March 26, 2012

Bring on the Bees!

I've been lobbying for-ev-er to put flowers in the garden. To grow something, anything, we don't actually have to eat. Why do I have to lobby? We've got limited space and so far, it's all been used to grow vegetables. All vegetables, all the time. 

But when spring arrived a few weeks ago, and the brassicas bolted, we noticed something wonderful happening in our backyard—something that was missing last year. 

See the bees?

Bolted and blooming broccoli plants.


They came, in multitudes, and were happily feasting on the broccoli blooms. It pained me to have to pull the broccoli plants to make way for the summer garden, but so goes the life of the backyard farmer.
See the bee?
Bees and butterflies—anything that pollinates—are wonderful bugs to have in your garden. They keep the ecosystem up and running and ensure that all the plants are happily pollinated.

Brussels sprouts and broccoli at the end of the season. Goodbye, brassicas...
Knowing how important these bees are, we are now planning a flowering herb garden. It will be a less structured, more colorful, sometimes edible, butterfly- and bee-attracting space with plants in every size, shape, and color.

I am so excited to get this new garden under way. Now that we have the summer veggies started, we can start work on this new bed. It's going to be in the backyard, and it will serve a double purpose: disguising the air conditioning unit. Aren't we clever!


We'll plant chamomile, lavender, rosemary, purple coneflower, and more. I hope to keep some perennials in the bed, and scatter annuals around that will change with the seasons: zinnias, poppies, ranunculus, and more.

What do you think we should plant in our flowering garden?

The baby pear tree boasts lovely blooms.



4 comments:

Beth said...

Purple coneflower is one of my all time favorites! Mexican Honeysuckle is one hardy shrub - it's already blooming with it's beautiful orange flowers. Blackfoot daisy, Mexican bush sage, Mexican oregano . . . they all bloom beautifully and can tolerate little water a high heat. So fun! Enjoy your ornamental plantings!

ditz929 said...

On this post and the last one, your photos were scrunched down where I can't see them. In the reader and on the actual blog page. Anyone else having this problem?

Sustainable Diet said...

@Beth, I will have to try Mexican Honeysuckle—does it smell amazing too? Will definitely refer to your list here.

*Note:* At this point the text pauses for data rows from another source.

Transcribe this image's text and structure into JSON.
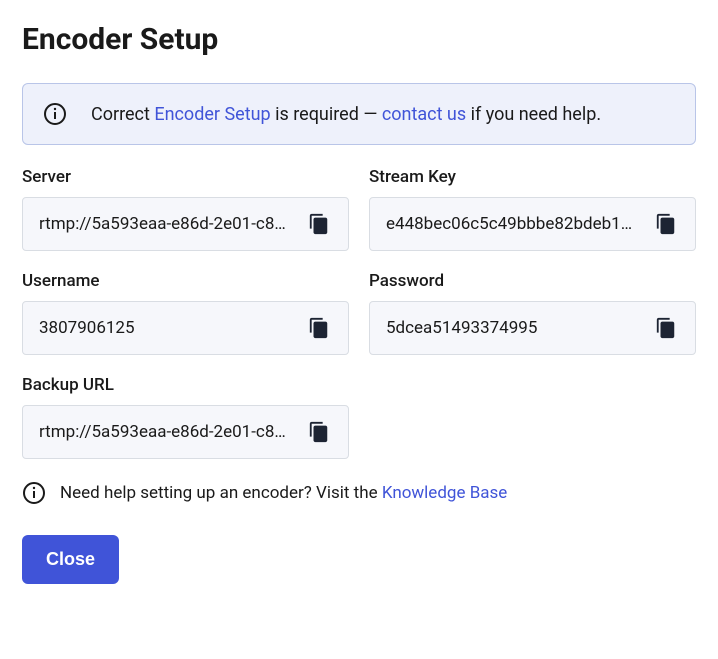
{
  "title": "Encoder Setup",
  "alert": {
    "prefix": "Correct ",
    "link1": "Encoder Setup",
    "middle": " is required — ",
    "link2": "contact us",
    "suffix": " if you need help."
  },
  "fields": {
    "server": {
      "label": "Server",
      "value": "rtmp://5a593eaa-e86d-2e01-c8…"
    },
    "stream_key": {
      "label": "Stream Key",
      "value": "e448bec06c5c49bbbe82bdeb1…"
    },
    "username": {
      "label": "Username",
      "value": "3807906125"
    },
    "password": {
      "label": "Password",
      "value": "5dcea51493374995"
    },
    "backup_url": {
      "label": "Backup URL",
      "value": "rtmp://5a593eaa-e86d-2e01-c8…"
    }
  },
  "help": {
    "text": "Need help setting up an encoder? Visit the ",
    "link": "Knowledge Base"
  },
  "buttons": {
    "close": "Close"
  }
}
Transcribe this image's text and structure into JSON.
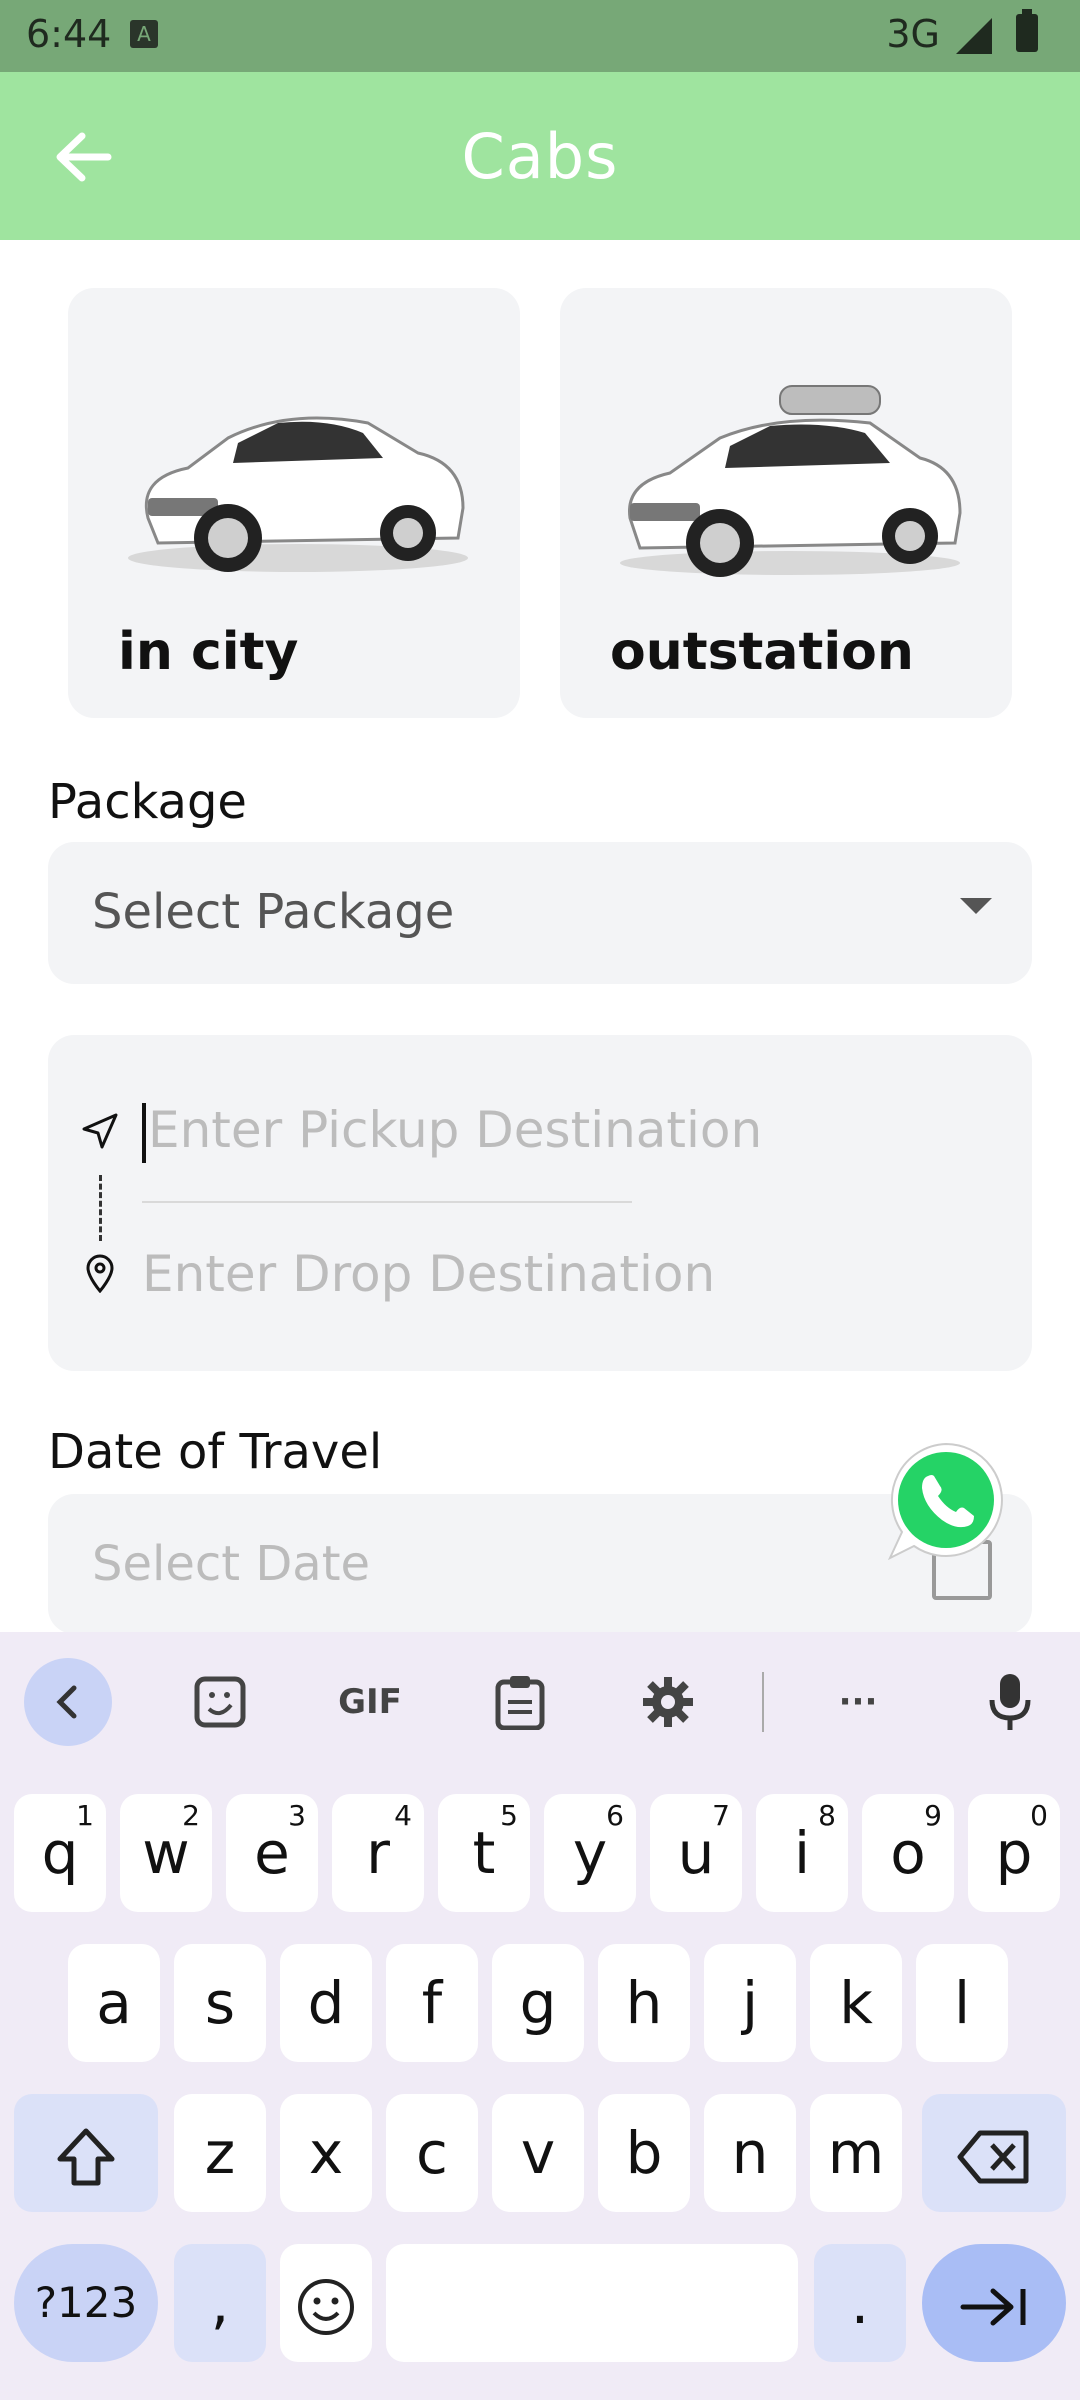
{
  "status_bar": {
    "time": "6:44",
    "notification_icon": "A",
    "network": "3G"
  },
  "app_bar": {
    "title": "Cabs",
    "back_icon": "arrow-left-icon"
  },
  "cab_types": [
    {
      "label": "in city",
      "icon": "sedan-car-image"
    },
    {
      "label": "outstation",
      "icon": "car-with-roof-box-image"
    }
  ],
  "package": {
    "label": "Package",
    "placeholder": "Select Package"
  },
  "route": {
    "pickup_placeholder": "Enter Pickup Destination",
    "drop_placeholder": "Enter Drop Destination"
  },
  "date": {
    "label": "Date of Travel",
    "placeholder": "Select Date"
  },
  "colors": {
    "app_bar": "#9fe49f",
    "status_bar": "#77a877",
    "card_bg": "#f3f4f6",
    "keyboard_bg": "#f0ebf6",
    "whatsapp": "#25d366"
  },
  "keyboard": {
    "toolbar": [
      "back",
      "sticker",
      "GIF",
      "clipboard",
      "settings",
      "more",
      "mic"
    ],
    "gif_label": "GIF",
    "more_label": "···",
    "row1": [
      {
        "k": "q",
        "n": "1"
      },
      {
        "k": "w",
        "n": "2"
      },
      {
        "k": "e",
        "n": "3"
      },
      {
        "k": "r",
        "n": "4"
      },
      {
        "k": "t",
        "n": "5"
      },
      {
        "k": "y",
        "n": "6"
      },
      {
        "k": "u",
        "n": "7"
      },
      {
        "k": "i",
        "n": "8"
      },
      {
        "k": "o",
        "n": "9"
      },
      {
        "k": "p",
        "n": "0"
      }
    ],
    "row2": [
      "a",
      "s",
      "d",
      "f",
      "g",
      "h",
      "j",
      "k",
      "l"
    ],
    "row3": [
      "z",
      "x",
      "c",
      "v",
      "b",
      "n",
      "m"
    ],
    "sym_label": "?123",
    "comma": ",",
    "period": "."
  }
}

@Ditz929, it appears all's well on my end; what browser are you using? I'll do some troubleshooting; so sorry about the problemo!

Claire Jain said...

Milkweed is a great host plant for butterflies. We had one come up from self-seeding, and it has a monarch caterpillar on it. A neighbor with several milkweed plants had about a dozen caterpillars that I saw this morning!